No dia seguinte, acordei com a visão duplicada e, na manhã seguinte, acordei sem enxergar nada. A dor me fazia ter vontade de bater a cabeça na parede.
 
Fui ao hospital, passei por três neurologistas, fiz duas tomografias. Recebi o diagnóstico de enxaqueca e crise de ansiedade. Marcamos uma ressonância, e o laudo foi trombose venosa cerebral.
 
No consultório, comecei a passar mal, tive uma convulsão durante uma coleta de sangue. Fui direto para a internação. Fiquei 55 dias com a visão duplicada. Agora estou só sem visão periférica.
 
Quando cheguei ao consultório do neurologista, não tinha movimento na perna direita. Primeira coisa que o médico me perguntou: "Você fuma, bebe, é hipertensa, diabética, tem histórico familiar?". Eu respondi que não.
 
 
E ele me fez a pergunta clássica, que aparece em todos os depoimentos recolhidos na página do Facebook: "Você toma anticoncepcional?". Na hora que eu disse "sim", ele me mandou parar imediatamente. Eles não têm
dúvida de que é o anticoncepcional. 
 
Algumas pessoas têm uma predisposição à trombofilia, não podem tomar hormônio. Esse é um exame que os ginecologistas não pedem.
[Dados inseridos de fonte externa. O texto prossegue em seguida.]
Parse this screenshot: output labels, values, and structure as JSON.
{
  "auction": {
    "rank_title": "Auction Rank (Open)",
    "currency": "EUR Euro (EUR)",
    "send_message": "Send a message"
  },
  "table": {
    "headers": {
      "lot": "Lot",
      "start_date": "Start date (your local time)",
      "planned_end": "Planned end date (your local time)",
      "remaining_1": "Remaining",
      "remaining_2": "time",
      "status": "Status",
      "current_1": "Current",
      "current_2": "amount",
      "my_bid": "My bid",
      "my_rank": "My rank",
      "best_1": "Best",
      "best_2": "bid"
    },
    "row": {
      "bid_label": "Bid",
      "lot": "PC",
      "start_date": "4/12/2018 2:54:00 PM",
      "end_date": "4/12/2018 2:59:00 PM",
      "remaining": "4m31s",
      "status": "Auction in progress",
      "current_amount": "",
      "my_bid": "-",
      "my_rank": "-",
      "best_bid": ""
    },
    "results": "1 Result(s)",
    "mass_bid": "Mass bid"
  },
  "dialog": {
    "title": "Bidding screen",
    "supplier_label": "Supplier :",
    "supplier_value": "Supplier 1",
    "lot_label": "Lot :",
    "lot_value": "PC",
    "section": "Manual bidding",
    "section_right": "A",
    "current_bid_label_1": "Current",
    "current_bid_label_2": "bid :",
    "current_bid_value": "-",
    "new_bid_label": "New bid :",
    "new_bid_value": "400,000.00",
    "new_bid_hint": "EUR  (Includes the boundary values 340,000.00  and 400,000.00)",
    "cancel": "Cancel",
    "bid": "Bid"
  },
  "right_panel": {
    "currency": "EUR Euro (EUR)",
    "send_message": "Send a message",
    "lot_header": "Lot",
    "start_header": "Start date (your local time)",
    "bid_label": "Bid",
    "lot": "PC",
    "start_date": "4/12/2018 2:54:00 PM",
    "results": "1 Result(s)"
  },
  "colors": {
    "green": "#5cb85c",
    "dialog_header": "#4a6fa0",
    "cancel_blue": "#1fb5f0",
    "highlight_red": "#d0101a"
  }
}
Receitam anticoncepcional e só pedem o exame quando a paciente conta que já teve um caso na família.
 
Mas nada impede que ela seja o primeiro caso. Pelos exames até agora, não há confirmação de que eu tenha predisposição genética.
 
VÍDEO 
 
Fiz um vídeo para contar aos meus amigos e alunos o que tinha acontecido e ele foi compartilhado 140 mil vezes. Comecei a receber relatos de problemas parecidos com o meu. Abri uma página no Facebook chamada "Vítimas de anticoncepcionais". Já recebemos mais de mil relatos em duas semanas.
 
Perguntei à Anvisa sobre o remédio que tomei, da Bayer, o Yasmin, que contém a drospirenona –mas os relatos que começamos a receber são de todas as marcas.
 
Perguntei à Anvisa quantos relatos existiam de problemas como o meu, que os laboratórios afirmam ser raríssimos. A Anvisa me disse que, em dez anos, recebeu três. Mas descobri que a agência não obriga médicos a relatarem esses problemas.
 
Só de trombose cerebral, tenho 108 relatos. Como os laboratórios e o governo podem afirmar que o que aconteceu comigo e com as outras pessoas são casos raros se o Brasil não tem estatísticas?
 
Tenho relatos de pessoas que estão sem andar, que ficaram em coma, que amputaram membro, perderam a visão. Todos os médicos associam ao anticoncepcional.
 
Não há um controle da venda desse medicamento, qualquer menina de 14 anos compra na farmácia.
 
Nem todo mundo que fuma vai ter câncer, nem todo mundo que toma anticoncepcional vai ter trombose. Mas, se tem risco, tem que ser comunicado. Está na bula, mas ninguém lê bula. Vou fazer uma denúncia ao Ministério Público Federal, vou brigar por um aviso na embalagem.